Faits divers Des joysticks et des hommes: quand la technologie remplace le planton

AFP

1.11.2018 - 07:54

Une alarme retentit, des intrus ont déclenché les capteurs camouflés dans les bois environnants, leurs silhouettes blanches apparaissent sur les écrans de contrôle. Dans un conteneur bardé d'appareils, un aspirant aboie ses ordres: en un rien de temps, la technologie va déjouer l'assaut.

Joystick en mains, deux gunners effectuent sur les instructions de l'officier un tir de barrage avec les mitrailleuses télé-opérées disposées autour de la base.

"C'est comme un joystick de Playstation ou de Xbox", explique Nicolai Dybvad, un des deux opérateurs.

Avec cette manette, "je peux aussi permuter d'ici entre les systèmes d'armes et contrôler la mitrailleuse statique ou celle montée sur le véhicule", explique le réserviste norvégien, charpentier dans le civil.

Alors que les tirs --factices, bien entendu-- continuent, une force d'intervention rapide est dépêchée. Guidés par les images reçues sur leurs écrans, ses soldats mettent hors d'état de nuire les derniers assaillants.

Près de l'aéroport de Trondheim, nœud logistique d'un gigantesque exercice de l'Otan actuellement en cours en Norvège, les technologies existantes les plus avancées ont été réunies pour esquisser la protection de base du futur.

Mini-drones, senseurs et caméras, bateau et voiture armée autonomes, capteurs de départ de tirs, brouilleurs de drones... Dans ce qui n'est déjà plus de la science-fiction, l'idée est de mettre sur pied une "bulle" de sécurité hyper efficace et économe en personnels.

"Le système est très intuitif", note l'aspirant Marius Sundbø en charge des opérations dans le conteneur blanchâtre. "Chaque composant a fait ses preuves depuis longtemps en situation de combat. La nouveauté, c'est qu'ici ils sont mis ensemble et qu'ils parlent entre eux".

Sans eux, "j'aurais besoin de beaucoup plus d'hommes que maintenant si je voulais disposer de la même connaissance de la situation", souligne-t-il. "Il me faudrait un homme à la place de chaque senseur".

- Questions éthiques -

La base-pilote éphémère fourmille de gadgets. Ici, un opérateur lance un Black Hornet, un drone minuscule et pourtant doté d'une caméra très haute résolution, déjà adopté par les forces spéciales de plusieurs pays.

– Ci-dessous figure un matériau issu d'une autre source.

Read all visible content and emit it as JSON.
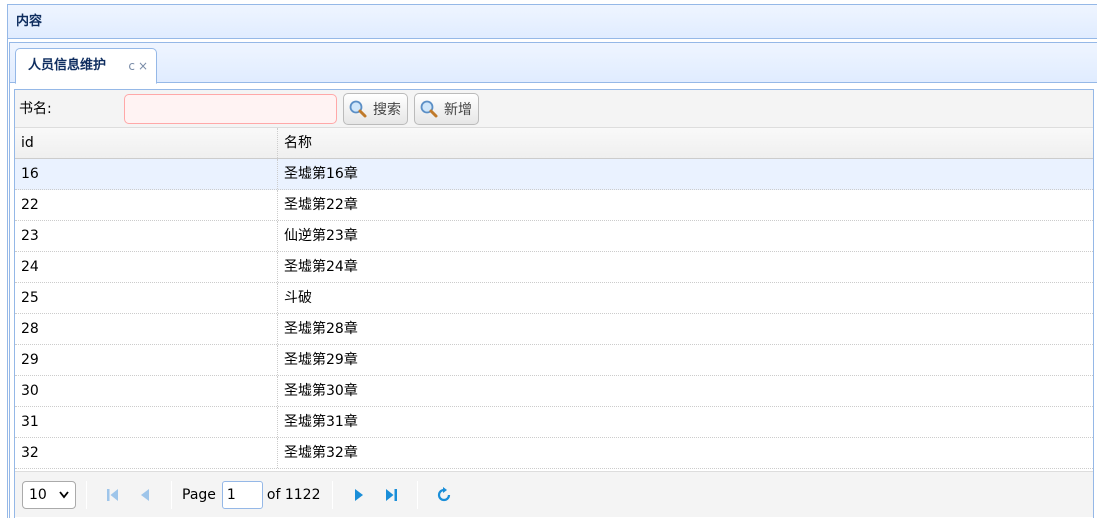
{
  "outer_panel": {
    "title": "内容"
  },
  "tab": {
    "label": "人员信息维护",
    "refresh_symbol": "c",
    "close_symbol": "×"
  },
  "toolbar": {
    "label": "书名:",
    "search_placeholder": "",
    "search_button": "搜索",
    "add_button": "新增"
  },
  "grid": {
    "columns": [
      "id",
      "名称"
    ],
    "rows": [
      {
        "id": "16",
        "name": "圣墟第16章"
      },
      {
        "id": "22",
        "name": "圣墟第22章"
      },
      {
        "id": "23",
        "name": "仙逆第23章"
      },
      {
        "id": "24",
        "name": "圣墟第24章"
      },
      {
        "id": "25",
        "name": "斗破"
      },
      {
        "id": "28",
        "name": "圣墟第28章"
      },
      {
        "id": "29",
        "name": "圣墟第29章"
      },
      {
        "id": "30",
        "name": "圣墟第30章"
      },
      {
        "id": "31",
        "name": "圣墟第31章"
      },
      {
        "id": "32",
        "name": "圣墟第32章"
      }
    ]
  },
  "pager": {
    "page_size": "10",
    "page_label": "Page",
    "current_page": "1",
    "of_label": "of 1122"
  },
  "colors": {
    "accent": "#95b8e7",
    "icon_blue": "#1a8ed8",
    "header_text": "#0e2d5f"
  }
}
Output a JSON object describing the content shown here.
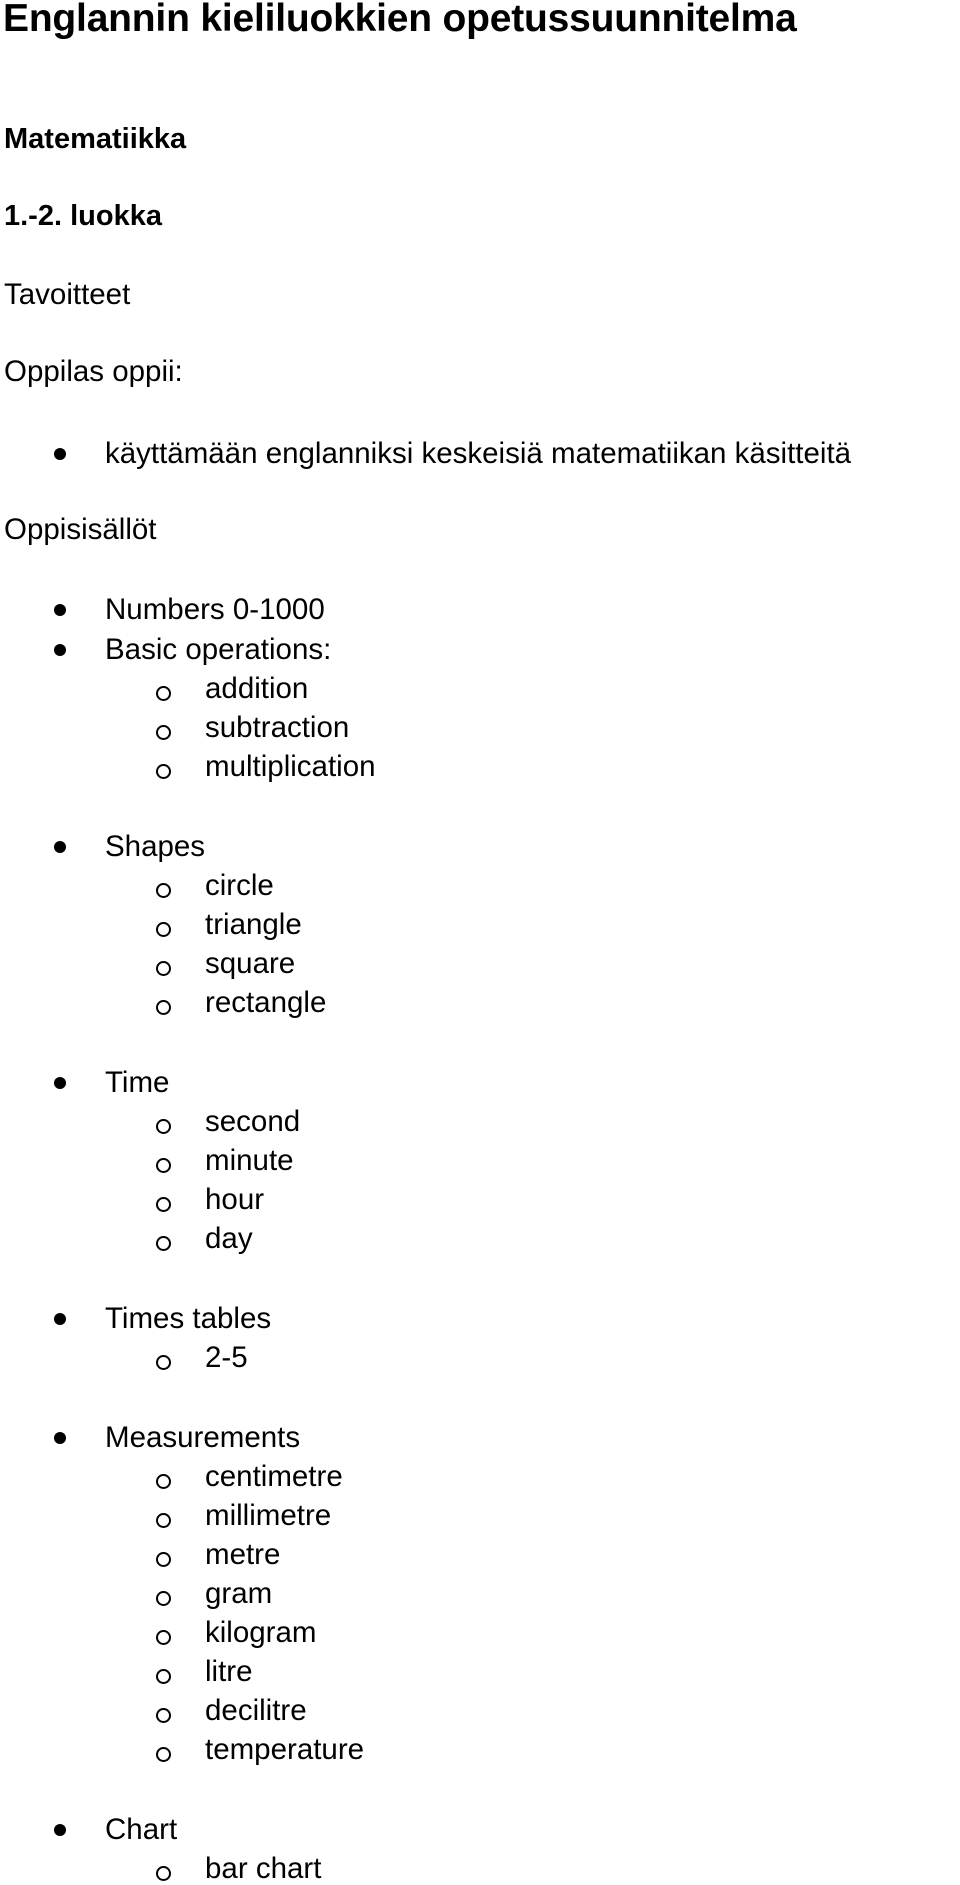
{
  "document": {
    "title": "Englannin kieliluokkien opetussuunnitelma",
    "subject": "Matematiikka",
    "grade": "1.-2. luokka",
    "goals_heading": "Tavoitteet",
    "goals_intro": "Oppilas oppii:",
    "goals": [
      "käyttämään englanniksi keskeisiä matematiikan käsitteitä"
    ],
    "content_heading": "Oppisisällöt",
    "content": [
      {
        "label": "Numbers 0-1000",
        "sub": []
      },
      {
        "label": "Basic operations:",
        "sub": [
          "addition",
          "subtraction",
          "multiplication"
        ]
      },
      {
        "label": "Shapes",
        "sub": [
          "circle",
          "triangle",
          "square",
          "rectangle"
        ]
      },
      {
        "label": "Time",
        "sub": [
          "second",
          "minute",
          "hour",
          "day"
        ]
      },
      {
        "label": "Times tables",
        "sub": [
          "2-5"
        ]
      },
      {
        "label": "Measurements",
        "sub": [
          "centimetre",
          "millimetre",
          "metre",
          "gram",
          "kilogram",
          "litre",
          "decilitre",
          "temperature"
        ]
      },
      {
        "label": "Chart",
        "sub": [
          "bar chart"
        ]
      }
    ]
  }
}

Là, une imprimante 3D façonne des pièces détachées indispensables pour réparer des engins au plus près d'une zone de combat imaginaire, permettant d'alléger considérablement la chaîne logistique.

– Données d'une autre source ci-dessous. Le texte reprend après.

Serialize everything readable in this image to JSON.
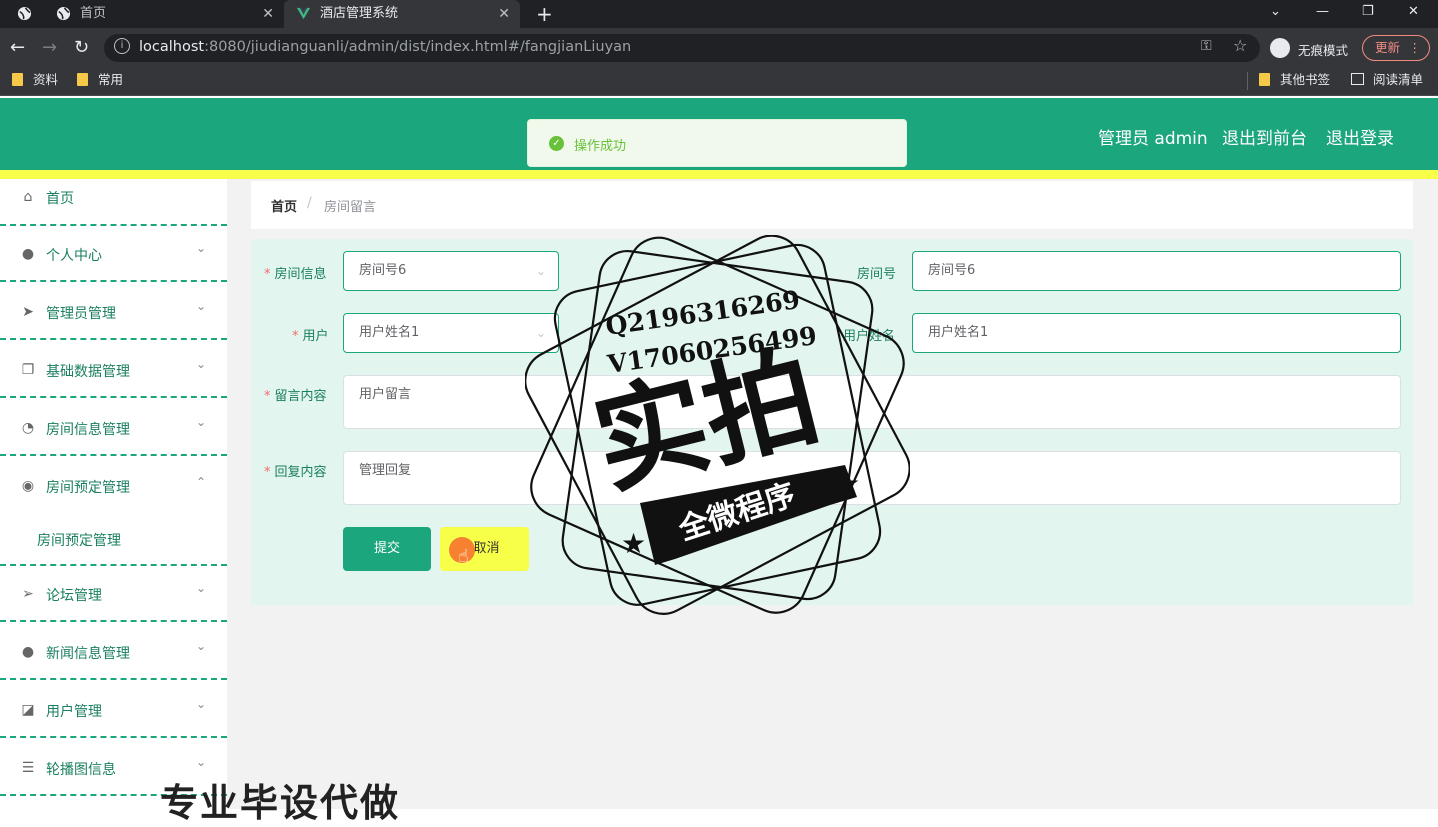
{
  "browser": {
    "tabs": [
      {
        "title": ""
      },
      {
        "title": "首页"
      },
      {
        "title": "酒店管理系统"
      }
    ],
    "new_tab": "+",
    "url_host": "localhost",
    "url_rest": ":8080/jiudianguanli/admin/dist/index.html#/fangjianLiuyan",
    "incognito_label": "无痕模式",
    "update_label": "更新",
    "bookmarks": [
      "资料",
      "常用"
    ],
    "bookmarks_right": [
      "其他书签",
      "阅读清单"
    ]
  },
  "header": {
    "user_label": "管理员 admin",
    "front_link": "退出到前台",
    "logout_link": "退出登录",
    "toast": "操作成功",
    "brand_color": "#1ca67d",
    "accent_color": "#f8ff49"
  },
  "sidebar": {
    "items": [
      {
        "label": "首页",
        "icon": "home-icon"
      },
      {
        "label": "个人中心",
        "icon": "user-icon"
      },
      {
        "label": "管理员管理",
        "icon": "send-icon"
      },
      {
        "label": "基础数据管理",
        "icon": "copy-icon"
      },
      {
        "label": "房间信息管理",
        "icon": "gauge-icon"
      },
      {
        "label": "房间预定管理",
        "icon": "bulb-icon"
      },
      {
        "label": "房间预定管理",
        "icon": ""
      },
      {
        "label": "论坛管理",
        "icon": "navigation-icon"
      },
      {
        "label": "新闻信息管理",
        "icon": "user-icon"
      },
      {
        "label": "用户管理",
        "icon": "chart-icon"
      },
      {
        "label": "轮播图信息",
        "icon": "list-icon"
      }
    ]
  },
  "breadcrumb": {
    "home": "首页",
    "separator": "/",
    "current": "房间留言"
  },
  "form": {
    "room_info_label": "房间信息",
    "room_info_value": "房间号6",
    "room_no_label": "房间号",
    "room_no_value": "房间号6",
    "user_label": "用户",
    "user_value": "用户姓名1",
    "user_name_label": "用户姓名",
    "user_name_value": "用户姓名1",
    "message_label": "留言内容",
    "message_value": "用户留言",
    "reply_label": "回复内容",
    "reply_value": "管理回复",
    "submit": "提交",
    "cancel": "取消"
  },
  "watermark": {
    "qq": "Q2196316269",
    "vx": "V17060256499",
    "main": "实拍",
    "ribbon": "全微程序",
    "bottom": "专业毕设代做"
  }
}
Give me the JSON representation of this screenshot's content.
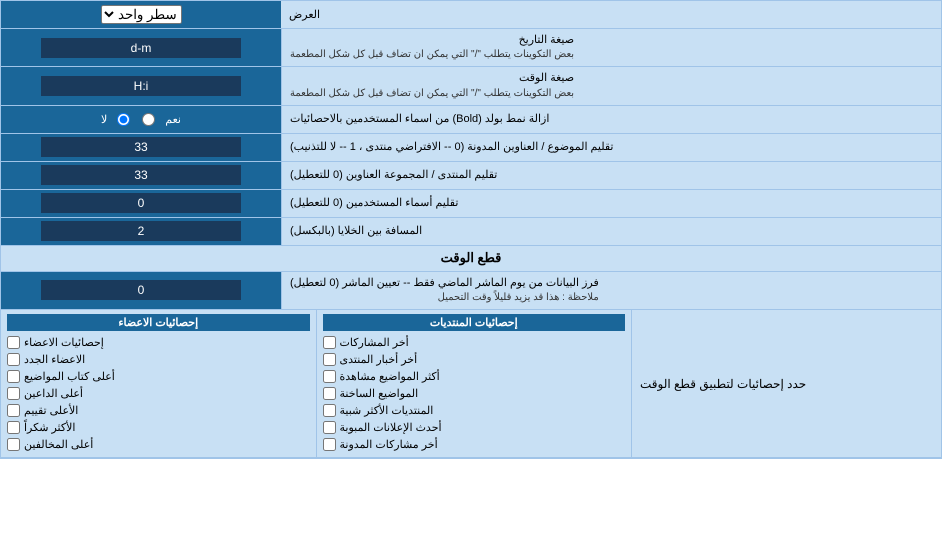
{
  "header": {
    "title": "العرض",
    "select_label": "سطر واحد"
  },
  "rows": [
    {
      "id": "date_format",
      "label": "صيغة التاريخ",
      "sublabel": "بعض التكوينات يتطلب \"/\" التي يمكن ان تضاف قبل كل شكل المطعمة",
      "value": "d-m"
    },
    {
      "id": "time_format",
      "label": "صيغة الوقت",
      "sublabel": "بعض التكوينات يتطلب \"/\" التي يمكن ان تضاف قبل كل شكل المطعمة",
      "value": "H:i"
    },
    {
      "id": "bold_remove",
      "label": "ازالة نمط بولد (Bold) من اسماء المستخدمين بالاحصائيات",
      "radio_yes": "نعم",
      "radio_no": "لا",
      "selected": "no"
    },
    {
      "id": "subject_count",
      "label": "تقليم الموضوع / العناوين المدونة (0 -- الافتراضي منتدى ، 1 -- لا للتذنيب)",
      "value": "33"
    },
    {
      "id": "forum_members",
      "label": "تقليم المنتدى / المجموعة العناوين (0 للتعطيل)",
      "value": "33"
    },
    {
      "id": "user_names",
      "label": "تقليم أسماء المستخدمين (0 للتعطيل)",
      "value": "0"
    },
    {
      "id": "cell_spacing",
      "label": "المسافة بين الخلايا (بالبكسل)",
      "value": "2"
    }
  ],
  "cutoff_section": {
    "title": "قطع الوقت",
    "row": {
      "label": "فرز البيانات من يوم الماشر الماضي فقط -- تعيين الماشر (0 لتعطيل)\nملاحظة : هذا قد يزيد قليلاً وقت التحميل",
      "value": "0"
    },
    "limit_title": "حدد إحصائيات لتطبيق قطع الوقت"
  },
  "stats_columns": {
    "posts_header": "إحصائيات المنتديات",
    "members_header": "إحصائيات الاعضاء",
    "posts_items": [
      {
        "id": "latest_posts",
        "label": "أخر المشاركات"
      },
      {
        "id": "latest_forum_news",
        "label": "أخر أخبار المنتدى"
      },
      {
        "id": "most_viewed",
        "label": "أكثر المواضيع مشاهدة"
      },
      {
        "id": "hot_topics",
        "label": "المواضيع الساخنة"
      },
      {
        "id": "similar_forums",
        "label": "المنتديات الأكثر شبية"
      },
      {
        "id": "latest_ads",
        "label": "أحدث الإعلانات المبوبة"
      },
      {
        "id": "latest_marked",
        "label": "أخر مشاركات المدونة"
      }
    ],
    "members_items": [
      {
        "id": "members_stats",
        "label": "إحصائيات الاعضاء"
      },
      {
        "id": "new_members",
        "label": "الاعضاء الجدد"
      },
      {
        "id": "top_posters",
        "label": "أعلى كتاب المواضيع"
      },
      {
        "id": "top_online",
        "label": "أعلى الداعين"
      },
      {
        "id": "top_rated",
        "label": "الأعلى تقييم"
      },
      {
        "id": "most_thanked",
        "label": "الأكثر شكراً"
      },
      {
        "id": "top_referred",
        "label": "أعلى المخالفين"
      }
    ]
  }
}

Un peu plus loin, un véhicule Polaris, capable de se déplacer sans chauffeur et surmonté d'une mitrailleuse, monte la garde.

"Il s'agit de mettre la technologie au service des hommes", fait valoir le lieutenant-colonel Jens Inge Hyndøy de l'Institut de recherche de la Défense norvégienne, à l'origine du projet mené conjointement avec l'Otan.

"C'est très adapté car beaucoup de temps est consacré à la surveillance alors que rien ne se passe. Les senseurs vont donc prendre le relais sans jamais être fatigués ou perdre leur concentration", dit-il.

Par la distance qu'elle introduit entre le tireur et sa cible, la technologie soulève pourtant son lot de critiques et de questions éthiques.

"On suit les règles d'engagement classiques: que faire à quel moment et contre qui?", insiste l'aspirant Sundbø. "Ces règles sont les mêmes que l'on soit assis ici ou dehors dans les bois".

Mais n'est-il pas plus facile d'appuyer sur un bouton de joystick pour effacer une silhouette sur un écran que de presser sur la détente pour répandre le sang?

"L'expérience qu'on a tirée d'Afghanistan où ces systèmes d'armes télé-opérés étaient montés sur des véhicules montre en fait le contraire", assure le lieutenant-colonel Hyndøy.

"On voit que les soldats sont plus calmes, ils sont moins effrayés et ne ripostent pas par panique mais prennent des décisions plus calculées", ajoute-t-il. "Je pense qu'il s'agit d'armer le soldat d'une morale solide et le système lui permettra de prendre les bonnes décisions".